Young Scholar Aliya Alsafa – quick interview about Piano
When did you start to learn piano?
I started to learn how to play the piano around the age of 3. My family had a keyboard in the living room that I was always curious about, so after a few months I enrolled in lessons. Although I also played other instruments, piano quickly became my favorite and I decided early on to pursue both piano and composition.
How long did you practice piano every day? Did that change over time?
Now I try to practice at least 4 hours every day. Since my repertoire has higher levels of complexity compared to before, I find that it takes greater time to go through each piece in the detail I want to achieve.
Do you still practice every day? What’s your daily practice routine like?
Yes! I definitely practice every day. Playing an instrument is very difficult in that missing a day to prepare can really set you back in progress. Once in a while, I will do lighter days of practice because it is possible to over-work, especially with pieces I’ve been playing for a while. I’m currently learning new repertoire throughout the summer to prepare for lessons next school year. To start, I usually run through technique exercises to warm up my hands and focus. I also practice octave scales because opening up my hands helps me play denser passages and chords with an easier stretch. After technique, I’ll practice my solo repertoire. Since I’m learning many new pieces, a lot of what I’m doing right now is slow passagework at different metronome speeds. Taking the time in the beginning stages to carefully and thoroughly go through music also helps me to secure the memory. After working on solo repertoire, I’ll go through chamber music and other projects.
How do you balance your school work and piano practice? (Please provide some details)
It can be very difficult to balance school work and piano practice, especially around finals week. My high school is across the street from the Juilliard PreCollege, so I’m fortunate to often have access to practice rooms when my schedule is free. I get around 1-2 hours of homework a day, but it’s necessary for me to really focus to get it done. Sorting out what I need to prioritize helps me be more efficient in both practicing and academics. It’s also very important to make sure that there is time to relax in the day.

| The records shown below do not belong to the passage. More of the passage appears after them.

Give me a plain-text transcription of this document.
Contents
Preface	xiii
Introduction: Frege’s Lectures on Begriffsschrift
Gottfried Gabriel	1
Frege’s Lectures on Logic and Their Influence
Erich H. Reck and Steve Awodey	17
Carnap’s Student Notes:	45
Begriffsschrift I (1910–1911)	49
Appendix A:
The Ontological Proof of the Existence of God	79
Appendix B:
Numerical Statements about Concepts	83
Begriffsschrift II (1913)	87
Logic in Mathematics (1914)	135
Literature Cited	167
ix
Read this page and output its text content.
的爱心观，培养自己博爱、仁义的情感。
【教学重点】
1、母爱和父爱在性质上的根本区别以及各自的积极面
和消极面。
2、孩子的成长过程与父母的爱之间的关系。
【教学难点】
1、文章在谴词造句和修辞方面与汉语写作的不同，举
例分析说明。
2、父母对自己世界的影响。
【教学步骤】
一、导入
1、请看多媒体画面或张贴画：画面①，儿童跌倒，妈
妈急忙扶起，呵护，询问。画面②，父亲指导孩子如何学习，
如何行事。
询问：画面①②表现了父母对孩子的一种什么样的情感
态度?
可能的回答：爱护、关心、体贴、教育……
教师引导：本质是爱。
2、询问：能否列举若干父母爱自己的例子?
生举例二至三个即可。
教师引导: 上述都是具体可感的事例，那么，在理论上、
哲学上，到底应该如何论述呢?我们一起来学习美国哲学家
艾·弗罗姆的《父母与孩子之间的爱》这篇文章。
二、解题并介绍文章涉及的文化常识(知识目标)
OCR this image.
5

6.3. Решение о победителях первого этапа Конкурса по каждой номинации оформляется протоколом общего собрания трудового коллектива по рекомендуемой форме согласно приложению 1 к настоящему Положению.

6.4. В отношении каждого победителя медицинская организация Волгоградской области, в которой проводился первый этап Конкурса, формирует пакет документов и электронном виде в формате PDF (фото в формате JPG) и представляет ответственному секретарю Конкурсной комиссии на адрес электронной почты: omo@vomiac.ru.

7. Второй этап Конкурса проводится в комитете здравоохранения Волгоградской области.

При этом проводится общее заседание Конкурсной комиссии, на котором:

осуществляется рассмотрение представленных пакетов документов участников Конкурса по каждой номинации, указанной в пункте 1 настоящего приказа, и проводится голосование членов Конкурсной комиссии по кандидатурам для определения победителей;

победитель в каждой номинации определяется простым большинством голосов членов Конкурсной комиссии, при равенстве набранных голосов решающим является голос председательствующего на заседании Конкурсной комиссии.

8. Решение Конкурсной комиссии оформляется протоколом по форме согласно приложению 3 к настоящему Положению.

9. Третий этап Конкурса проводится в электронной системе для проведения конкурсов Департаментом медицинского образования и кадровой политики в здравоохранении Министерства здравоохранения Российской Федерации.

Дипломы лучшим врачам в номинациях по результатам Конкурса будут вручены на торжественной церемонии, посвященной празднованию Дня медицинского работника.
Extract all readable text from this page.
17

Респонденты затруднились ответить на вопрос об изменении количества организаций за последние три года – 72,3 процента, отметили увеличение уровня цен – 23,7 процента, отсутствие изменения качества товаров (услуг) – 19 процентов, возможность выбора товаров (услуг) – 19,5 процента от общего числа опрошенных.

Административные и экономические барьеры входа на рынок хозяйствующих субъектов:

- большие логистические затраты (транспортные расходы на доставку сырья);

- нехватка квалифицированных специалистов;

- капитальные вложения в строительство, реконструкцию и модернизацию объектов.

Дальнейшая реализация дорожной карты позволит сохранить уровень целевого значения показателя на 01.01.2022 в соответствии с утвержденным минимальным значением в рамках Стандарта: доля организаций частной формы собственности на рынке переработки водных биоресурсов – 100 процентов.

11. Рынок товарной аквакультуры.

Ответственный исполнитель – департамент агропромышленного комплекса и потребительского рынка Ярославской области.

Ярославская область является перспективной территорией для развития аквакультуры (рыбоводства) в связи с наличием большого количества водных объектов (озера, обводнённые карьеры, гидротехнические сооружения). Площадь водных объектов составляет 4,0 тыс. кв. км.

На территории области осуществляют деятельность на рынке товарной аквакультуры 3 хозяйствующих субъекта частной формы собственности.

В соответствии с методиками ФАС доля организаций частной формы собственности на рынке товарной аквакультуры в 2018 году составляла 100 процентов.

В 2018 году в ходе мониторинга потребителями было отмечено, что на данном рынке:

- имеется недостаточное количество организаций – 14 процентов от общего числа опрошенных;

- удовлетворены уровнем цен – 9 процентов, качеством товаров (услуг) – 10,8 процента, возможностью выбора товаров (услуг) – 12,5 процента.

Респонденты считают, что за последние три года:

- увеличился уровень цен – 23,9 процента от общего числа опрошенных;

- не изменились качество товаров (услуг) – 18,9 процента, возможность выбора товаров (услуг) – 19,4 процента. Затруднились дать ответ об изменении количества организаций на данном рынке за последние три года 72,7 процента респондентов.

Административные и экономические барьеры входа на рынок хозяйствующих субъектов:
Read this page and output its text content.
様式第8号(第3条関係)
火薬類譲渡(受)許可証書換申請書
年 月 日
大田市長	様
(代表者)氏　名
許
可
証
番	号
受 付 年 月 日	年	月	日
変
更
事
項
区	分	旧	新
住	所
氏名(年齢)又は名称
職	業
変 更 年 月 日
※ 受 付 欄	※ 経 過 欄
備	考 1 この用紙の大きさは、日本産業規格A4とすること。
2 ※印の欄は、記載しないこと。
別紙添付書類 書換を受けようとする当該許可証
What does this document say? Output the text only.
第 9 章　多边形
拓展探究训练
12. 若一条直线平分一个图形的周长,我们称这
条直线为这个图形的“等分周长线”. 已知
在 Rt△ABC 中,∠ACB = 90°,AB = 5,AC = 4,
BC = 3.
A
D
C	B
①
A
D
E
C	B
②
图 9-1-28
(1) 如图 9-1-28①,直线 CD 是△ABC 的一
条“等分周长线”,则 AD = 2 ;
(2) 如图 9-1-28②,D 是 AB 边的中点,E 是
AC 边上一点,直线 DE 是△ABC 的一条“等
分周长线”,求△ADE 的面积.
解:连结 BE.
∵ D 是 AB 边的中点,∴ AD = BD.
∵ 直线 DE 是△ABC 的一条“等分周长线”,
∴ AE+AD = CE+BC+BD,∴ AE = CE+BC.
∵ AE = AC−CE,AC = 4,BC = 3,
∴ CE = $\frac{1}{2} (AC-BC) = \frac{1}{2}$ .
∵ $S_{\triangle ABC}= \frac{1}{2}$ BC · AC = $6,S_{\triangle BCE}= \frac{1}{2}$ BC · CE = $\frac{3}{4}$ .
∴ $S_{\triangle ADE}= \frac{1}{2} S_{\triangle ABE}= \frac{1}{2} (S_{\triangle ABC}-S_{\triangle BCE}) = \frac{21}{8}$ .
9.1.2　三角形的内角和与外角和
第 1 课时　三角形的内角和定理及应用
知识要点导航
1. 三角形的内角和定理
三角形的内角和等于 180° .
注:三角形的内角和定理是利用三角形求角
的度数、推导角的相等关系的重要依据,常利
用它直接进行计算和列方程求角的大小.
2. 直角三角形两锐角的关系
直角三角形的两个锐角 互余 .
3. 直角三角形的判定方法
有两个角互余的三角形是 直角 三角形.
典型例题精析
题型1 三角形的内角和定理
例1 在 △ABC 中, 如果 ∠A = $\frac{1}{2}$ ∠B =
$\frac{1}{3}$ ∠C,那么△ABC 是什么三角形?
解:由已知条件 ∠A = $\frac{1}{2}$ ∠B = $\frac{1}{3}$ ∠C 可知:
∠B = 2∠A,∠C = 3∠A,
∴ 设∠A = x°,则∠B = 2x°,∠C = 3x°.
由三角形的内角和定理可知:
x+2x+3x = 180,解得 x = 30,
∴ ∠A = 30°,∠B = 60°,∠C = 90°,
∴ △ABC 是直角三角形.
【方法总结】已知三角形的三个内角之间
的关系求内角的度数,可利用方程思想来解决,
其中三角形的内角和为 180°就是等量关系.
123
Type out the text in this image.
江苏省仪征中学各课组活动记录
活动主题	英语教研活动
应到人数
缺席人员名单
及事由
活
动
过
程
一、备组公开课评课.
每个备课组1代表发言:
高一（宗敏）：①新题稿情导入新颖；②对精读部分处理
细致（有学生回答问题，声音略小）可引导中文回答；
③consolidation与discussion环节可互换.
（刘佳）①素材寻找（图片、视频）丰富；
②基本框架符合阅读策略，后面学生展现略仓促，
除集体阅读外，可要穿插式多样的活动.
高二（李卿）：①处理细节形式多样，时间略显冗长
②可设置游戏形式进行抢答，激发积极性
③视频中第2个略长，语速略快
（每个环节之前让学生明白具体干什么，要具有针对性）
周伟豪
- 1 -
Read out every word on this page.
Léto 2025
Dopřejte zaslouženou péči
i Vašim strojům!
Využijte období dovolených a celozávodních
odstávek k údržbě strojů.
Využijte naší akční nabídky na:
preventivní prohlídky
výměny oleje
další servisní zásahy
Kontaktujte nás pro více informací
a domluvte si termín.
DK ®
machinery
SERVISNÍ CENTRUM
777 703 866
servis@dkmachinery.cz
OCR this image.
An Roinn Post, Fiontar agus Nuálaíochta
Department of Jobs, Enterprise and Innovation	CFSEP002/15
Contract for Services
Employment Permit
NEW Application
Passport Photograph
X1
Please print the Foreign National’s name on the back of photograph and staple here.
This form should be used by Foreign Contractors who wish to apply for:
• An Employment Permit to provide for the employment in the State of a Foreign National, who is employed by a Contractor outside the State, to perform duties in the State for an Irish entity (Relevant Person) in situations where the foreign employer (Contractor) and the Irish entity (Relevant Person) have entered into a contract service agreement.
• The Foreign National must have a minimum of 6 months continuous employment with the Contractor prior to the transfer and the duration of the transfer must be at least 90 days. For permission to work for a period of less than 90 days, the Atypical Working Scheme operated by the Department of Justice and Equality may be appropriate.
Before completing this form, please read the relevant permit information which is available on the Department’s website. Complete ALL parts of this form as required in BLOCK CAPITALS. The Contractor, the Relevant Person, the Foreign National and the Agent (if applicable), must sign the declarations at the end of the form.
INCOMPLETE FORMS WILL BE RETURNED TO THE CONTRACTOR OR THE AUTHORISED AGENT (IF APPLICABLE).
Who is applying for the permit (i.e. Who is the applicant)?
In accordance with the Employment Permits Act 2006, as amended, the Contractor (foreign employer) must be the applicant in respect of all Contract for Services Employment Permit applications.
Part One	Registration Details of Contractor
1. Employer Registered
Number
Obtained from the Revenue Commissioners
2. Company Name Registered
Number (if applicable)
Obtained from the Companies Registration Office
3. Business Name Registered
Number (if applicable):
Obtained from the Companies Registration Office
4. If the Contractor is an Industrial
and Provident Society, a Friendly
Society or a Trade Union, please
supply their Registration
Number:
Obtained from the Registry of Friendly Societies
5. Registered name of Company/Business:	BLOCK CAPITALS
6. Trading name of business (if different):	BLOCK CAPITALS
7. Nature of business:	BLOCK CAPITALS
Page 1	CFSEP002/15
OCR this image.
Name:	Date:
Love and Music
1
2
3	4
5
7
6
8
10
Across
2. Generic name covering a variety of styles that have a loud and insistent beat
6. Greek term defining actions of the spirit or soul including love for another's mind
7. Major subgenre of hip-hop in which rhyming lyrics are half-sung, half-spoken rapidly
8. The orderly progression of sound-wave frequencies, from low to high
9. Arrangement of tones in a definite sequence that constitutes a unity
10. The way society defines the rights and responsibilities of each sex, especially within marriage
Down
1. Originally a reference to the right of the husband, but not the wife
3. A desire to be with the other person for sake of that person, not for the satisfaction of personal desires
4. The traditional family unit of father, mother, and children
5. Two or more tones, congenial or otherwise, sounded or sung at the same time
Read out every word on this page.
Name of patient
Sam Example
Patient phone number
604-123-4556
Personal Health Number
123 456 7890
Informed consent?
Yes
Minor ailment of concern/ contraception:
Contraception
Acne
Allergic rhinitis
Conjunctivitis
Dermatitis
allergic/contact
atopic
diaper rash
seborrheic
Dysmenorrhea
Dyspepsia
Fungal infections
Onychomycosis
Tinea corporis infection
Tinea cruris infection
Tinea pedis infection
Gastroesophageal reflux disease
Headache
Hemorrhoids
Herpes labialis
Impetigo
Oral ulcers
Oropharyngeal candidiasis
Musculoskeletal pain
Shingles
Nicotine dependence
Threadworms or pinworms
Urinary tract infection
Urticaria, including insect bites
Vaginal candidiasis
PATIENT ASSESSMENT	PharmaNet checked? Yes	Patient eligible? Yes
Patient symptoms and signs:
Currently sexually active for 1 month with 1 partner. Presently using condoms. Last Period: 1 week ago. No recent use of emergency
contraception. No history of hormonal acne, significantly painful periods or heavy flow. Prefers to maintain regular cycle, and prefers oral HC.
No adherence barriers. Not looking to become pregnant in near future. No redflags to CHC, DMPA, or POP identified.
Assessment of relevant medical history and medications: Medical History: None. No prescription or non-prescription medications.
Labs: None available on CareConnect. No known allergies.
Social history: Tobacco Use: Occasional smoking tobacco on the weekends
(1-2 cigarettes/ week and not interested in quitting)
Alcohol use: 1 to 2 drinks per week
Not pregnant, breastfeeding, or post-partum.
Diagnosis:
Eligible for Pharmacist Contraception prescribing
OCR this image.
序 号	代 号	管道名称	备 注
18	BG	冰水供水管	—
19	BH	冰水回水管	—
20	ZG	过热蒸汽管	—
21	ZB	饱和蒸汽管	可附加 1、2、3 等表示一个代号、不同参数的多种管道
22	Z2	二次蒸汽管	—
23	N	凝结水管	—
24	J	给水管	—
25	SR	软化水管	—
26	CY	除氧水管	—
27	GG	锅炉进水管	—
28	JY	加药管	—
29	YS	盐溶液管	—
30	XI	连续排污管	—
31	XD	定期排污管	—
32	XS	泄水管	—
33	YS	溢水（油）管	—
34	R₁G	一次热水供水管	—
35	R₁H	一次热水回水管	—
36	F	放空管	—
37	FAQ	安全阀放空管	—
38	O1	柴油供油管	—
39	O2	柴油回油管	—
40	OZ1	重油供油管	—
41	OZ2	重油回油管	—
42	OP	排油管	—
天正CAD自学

How would you describe your relationship with piano presently?
I’m absolutely in love with it. This year I’ve been able to concentrate on improvement, so I’m really happy with the progress I’ve made so far. I’ve also had more motivation to practice and work than usual!
What was the most interesting thing during the piano learning? (Please give an example)
The most interesting part of the process involves discovering yourself as both a musician and artist. It was important for me to learn that everyone has an individual musical journey. Trying new opportunities helped me to create routines that work best for me and discover unique aspects I like to bring to the stage. For instance, I allow myself a moment or two before starting performances to really listen to the space around me. This helps me to be more present to the performance experience.
Do you remember any specific difficulty that you ran into during piano practice? And how did you overcome that? (Please give an example)
The motivation to practice can sometimes be inconsistent. To deal with that difficulty, I will sight read through new pieces, change my practice routine, talk to musician friends for inspiration, or listen to pieces I find very interesting.
What’s your favorite piece to play, why?
My favorite piece to play, as of now, is the Liszt Hungarian Rhapsody No. 2. I really enjoy playing this piece because it requires high levels of energy, humor, and character. Another reason I love this piece is because there’s a lot of flexibility in how to interpret the fast passagework. Not every piece has this freedom.